AI Use Case: PLCs Adding AI
- Kevin D
- 5 days ago
- 3 min read
Harvard Business Review published a guide to using AI in team meetings: "3 Ways AI Can Improve Team Meetings." Elisa Farri and Gabriele Rosani present three basic ways where plugging AI in can improve outcomes: for meeting prep, as a participant, and as a tool for all attendees.
The before meeting recommendations include having participants engage with prompts centered on meeting topic or simulating the meeting or dynamics. During the meeting, AI can serve (especially in voice mode) as a challenger, expert, articular, or planner. Lastly, AI can be used by all participants for personalized reflection and brainstorming. This last one has the added benefit of the individualized context from users and a safe space for ruminations.
Moving from the corporate sector to the educational sector - this approach has great promise for PLCs. Let's focus on two today: (1) using AI as a partner in the PLC and (2) using AI with individualized manners.

PLCs serve a vehicle to ensure that each student is getting the academic and social support her or she needs to meet their goals. Teachers come together to collaborate with a focus on using data to discuss refinements and enshrinements in current process and systems. AI can be a great contributor here especially as an add-on for human intelligence.

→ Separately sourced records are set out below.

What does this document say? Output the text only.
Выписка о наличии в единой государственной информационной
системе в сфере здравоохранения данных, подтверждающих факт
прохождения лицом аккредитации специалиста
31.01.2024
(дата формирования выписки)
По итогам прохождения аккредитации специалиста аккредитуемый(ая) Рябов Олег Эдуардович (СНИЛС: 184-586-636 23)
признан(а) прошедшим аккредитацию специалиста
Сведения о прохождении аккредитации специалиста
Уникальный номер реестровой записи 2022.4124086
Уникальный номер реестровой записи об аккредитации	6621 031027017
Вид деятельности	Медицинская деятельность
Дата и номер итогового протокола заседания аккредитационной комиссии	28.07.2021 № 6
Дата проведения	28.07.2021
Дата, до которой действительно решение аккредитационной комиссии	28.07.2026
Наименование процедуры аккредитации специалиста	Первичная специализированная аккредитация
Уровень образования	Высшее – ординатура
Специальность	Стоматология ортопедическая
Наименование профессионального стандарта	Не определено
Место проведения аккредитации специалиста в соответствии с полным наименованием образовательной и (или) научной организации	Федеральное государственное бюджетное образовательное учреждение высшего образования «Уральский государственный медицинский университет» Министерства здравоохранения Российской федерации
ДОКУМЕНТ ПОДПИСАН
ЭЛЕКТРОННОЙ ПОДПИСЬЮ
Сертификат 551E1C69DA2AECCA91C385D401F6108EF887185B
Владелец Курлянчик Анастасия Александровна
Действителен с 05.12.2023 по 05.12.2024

First, as a "member" of a PLC, AI can be used to analyze the data teachers bring to the table. School leadership can prepare prompts for use by each PLC that can help notice trends in anonymized student data (or using a secure tool), provide next steps or strategies based on the data, or evaluate ideas presented by the team members. By pre-providing prompts, each PLC receives similar jumping off points and team members that are less comfortable with AI receive additional support.
Second, as a "thought partner" for each member of the PLC, AI can provide specific and individualized feedback on strategies that teacher has implemented and the data that has driven and resulted from such interventions. It helps remove the human judgement angle that a wide-ranging conversation might include - especially for struggling teachers. At the same time, by placing these conversations in a broader setting, we can ensure a collaborative approach.
School leaders should provide prompts and a designated time segment for individual use - for example - ten minutes using a prompt such as:
You are an instructional data coach using MTSS.
Context:
- Grade/Subject: [e.g., 6th Grade ELA]
- Priority standard/skill: [e.g., RI.6.1 cite textual evidence]
- Time window: [e.g., Aug 15–Sept 5]
- Assessment/data type (paste de-identified table or brief summary):
[PASTE TABLE with columns like: Student_ID | Subgroup(s) | Score/Level | Item_Tags | Attendance | Notes]
Task (be concise):
1) List 3 strengths and 3 gaps you see, with 1 sentence of evidence each.
2) Name any subgroup patterns (≥10% difference).
3) Propose 2 plausible root causes: one instructional (e.g., task design, feedback, practice), one non-instructional (e.g., attendance).
4) Give 3 “evidence to collect next” questions for the PLC.
Output limits:
- Bullet points only
- ≤120 words total
Following this ten minute work session, the team could reconvene and reflect on the output and ways to improve it and further personalize it for their students and selves - a great time for more experienced teachers to step forward and refine the basic output.
This simple step forward is a way to bring a whole faculty forward as a team and in an outcome-oriented way to drive implementation of AI while doing so in a human-forward way.